I can't recommend this enough - although, to be honest, I think the print form is slightly more of a winner here, the audible is wonderful as well.
This book is a classic that I enjoyed back when it was on cassette, and now I can finally listen on my iPod. Jill Tanner's performance is strong, and her character voices are all distinct without being over the top. If you like historical fiction, romance or mysteries this story will hook you in- although it is considered a children's book it can b enjoyed by all ages. My one concern is that in some places the audio seems to go fuzzy for a few seconds at a time, but I'm not sure if this is a result of conversion from a less clear original recording.
I've been listening to audiobooks for a long time now, but I rarely listen to one more than once. This is an exception.

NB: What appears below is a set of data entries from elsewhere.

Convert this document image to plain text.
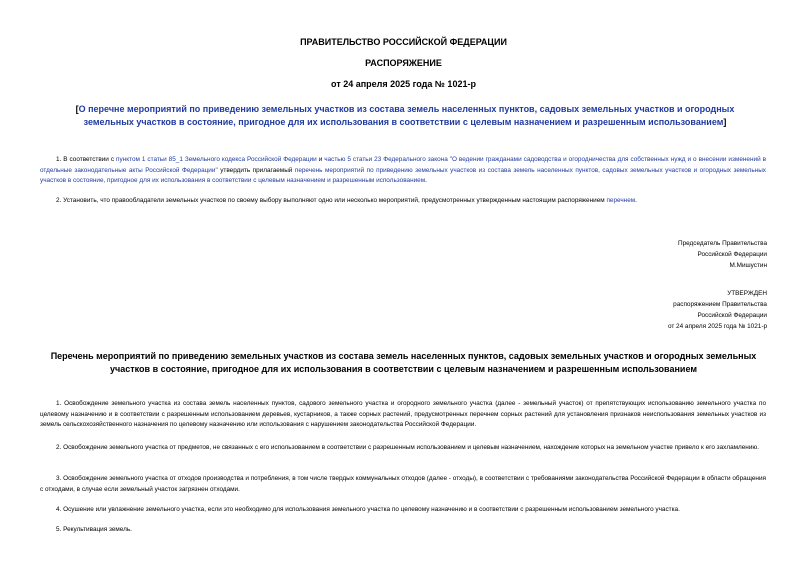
ПРАВИТЕЛЬСТВО РОССИЙСКОЙ ФЕДЕРАЦИИ
РАСПОРЯЖЕНИЕ
от 24 апреля 2025 года № 1021-р
[О перечне мероприятий по приведению земельных участков из состава земель населенных пунктов, садовых земельных участков и огородных земельных участков в состояние, пригодное для их использования в соответствии с целевым назначением и разрешенным использованием]
1. В соответствии с пунктом 1 статьи 85_1 Земельного кодекса Российской Федерации и частью 5 статьи 23 Федерального закона "О ведении гражданами садоводства и огородничества для собственных нужд и о внесении изменений в отдельные законодательные акты Российской Федерации" утвердить прилагаемый перечень мероприятий по приведению земельных участков из состава земель населенных пунктов, садовых земельных участков и огородных земельных участков в состояние, пригодное для их использования в соответствии с целевым назначением и разрешенным использованием.
2. Установить, что правообладатели земельных участков по своему выбору выполняют одно или несколько мероприятий, предусмотренных утвержденным настоящим распоряжением перечнем.
Председатель Правительства
Российской Федерации
М.Мишустин
УТВЕРЖДЕН
распоряжением Правительства
Российской Федерации
от 24 апреля 2025 года № 1021-р
Перечень мероприятий по приведению земельных участков из состава земель населенных пунктов, садовых земельных участков и огородных земельных участков в состояние, пригодное для их использования в соответствии с целевым назначением и разрешенным использованием
1. Освобождение земельного участка из состава земель населенных пунктов, садового земельного участка и огородного земельного участка (далее - земельный участок) от препятствующих использованию земельного участка по целевому назначению и в соответствии с разрешенным использованием деревьев, кустарников, а также сорных растений, предусмотренных перечнем сорных растений для установления признаков неиспользования земельных участков из земель сельскохозяйственного назначения по целевому назначению или использования с нарушением законодательства Российской Федерации.
2. Освобождение земельного участка от предметов, не связанных с его использованием в соответствии с разрешенным использованием и целевым назначением, нахождение которых на земельном участке привело к его захламлению.
3. Освобождение земельного участка от отходов производства и потребления, в том числе твердых коммунальных отходов (далее - отходы), в соответствии с требованиями законодательства Российской Федерации в области обращения с отходами, в случае если земельный участок загрязнен отходами.
4. Осушение или увлажнение земельного участка, если это необходимо для использования земельного участка по целевому назначению и в соответствии с разрешенным использованием земельного участка.
5. Рекультивация земель.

I could listen to this over and over again (and I have). I love this story. Kate Sutton is an excellent heroine. She's strong and smart, but she makes mistakes. The author spends the perfect amount of time on description. Her characters and her settings spring to life in my mind. I own a hard copy of this book, too, because I love it so much, but Jill Tanner's narration is so good. I had listened to this book before I read it for the first time, and I was afraid I wouldn't like the book as much as I liked the audio because the audio is so fantastic. Oftentimes for me, great audio covers up flaws in the writing, but this book combines a fabulous book with a wonderful narrator.
This is an especially suitable book for readers who ever felt awkward and inferior to a sister who seemed to bask in favor from all sides. I first read it as an adult and was captivated by the characters and the parallel worlds of flesh-and-blood Elizabethan intrigue, and a fantastic underworld.